The city and other big institutions must have worried about lawsuits: There’s not a single pool among the venues this year.
In some ways last year’s Nuit Blanche can’t be repeated. Organizers now know what to expect. That unrehearsed, impromptu feeling of discovery, of getting away with something, will be hard to replicate. Except that Nuit Blanche is so much bigger this year, can all the venues really be prepared for the ingenuity and creativity of Toronto’s sillier, more salacious citizens? Hopefully no.
As always, the queers of Church St are here to counterbalance the city’s lawyers and worrywarts. Church St’s inaugural Nuit Blanche offering, Nightless City, is hoping to transform the strip on Sat, Sep 29 with sex-positive performances, installations and projected imagery. There’s burlesque from the Shameless Dames to interactive explorations of erotic fantasies by Ruth Gaitskill, Lisa May Loveless and Jonathan Brett. And what’s sex without booze? Many bars have extended hours that night, serving till 4am. Calling the end result of Nightless City a “red-light district” is really waving a red flag in front of a ballsy bull, isn’t it?

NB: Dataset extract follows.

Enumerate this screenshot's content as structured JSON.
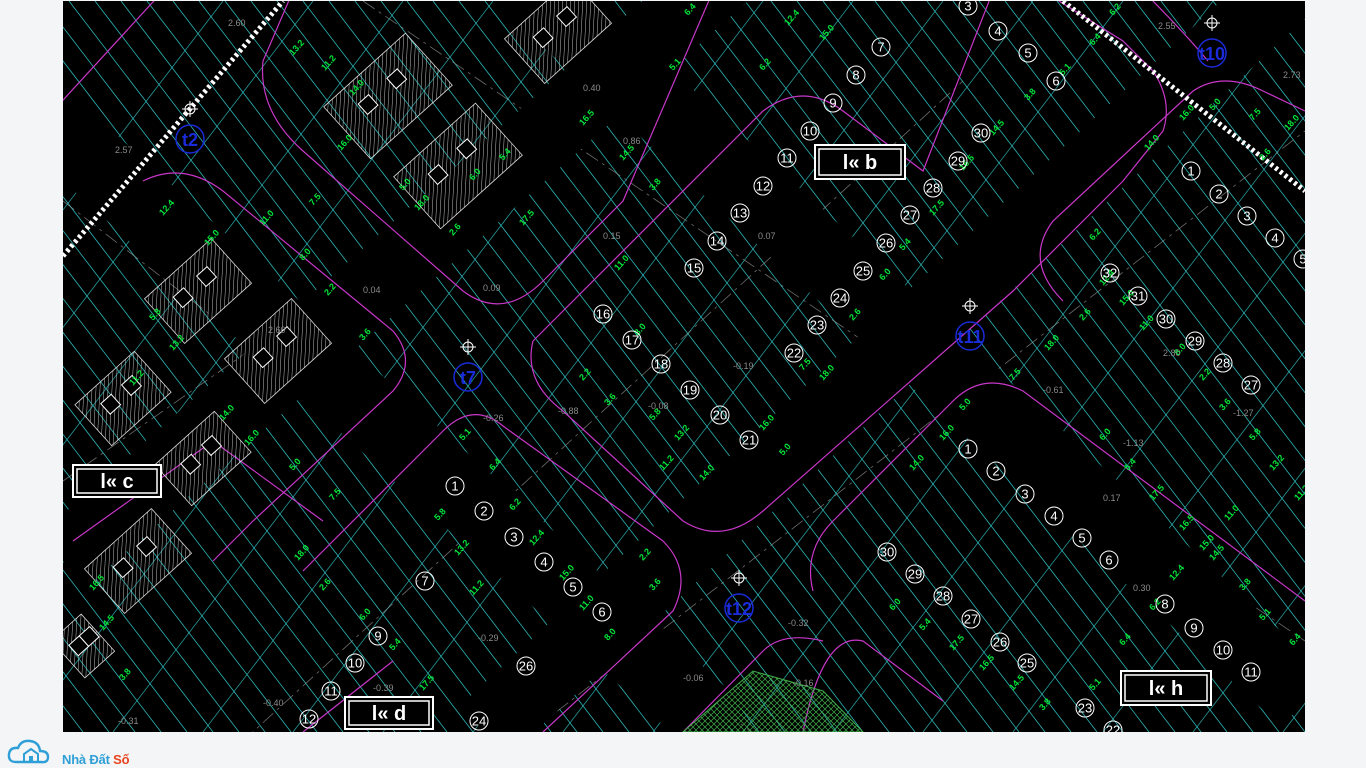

(For more on Nuit Blanche, Church St and beyond, see Daryl Vocat’s story on page 25; there’s also a brief mention of Allyson Mitchell’s exhibition on page 23.)
I know it’s getting a little too close to Halloween but if you’ve got an extra outfit kicking around, wear it. Nuit Blanche is screaming out for drag and other costumed capers. Work the strip but plan to hit some other parts of the city, like Queen West and the Gladstone Hotel or the University of Toronto. All those milling crowds and folks stuck in lineups will lap up any kind of flamboyance. It’s so easy to get attention in this town, why not get some?
There was a Nuit Blanche volunteer last year who corralled passersby into Bloor St’s Church of the Redeemer by yelling out sweet enticements. “Nothing but good feelings!” she’d yell. Inside turned out to be none-too exciting — the volunteer was the real show. She seemed happily taken aback when we told her she was the best thing we’d seen all night. There lies the real power of events like Nuit Blanche, nudging Torontonians toward the realization that life is an art, that moments of beauty and insight are there for the making and taking — just open your eyes and your heart to the worlds of wonder beside you.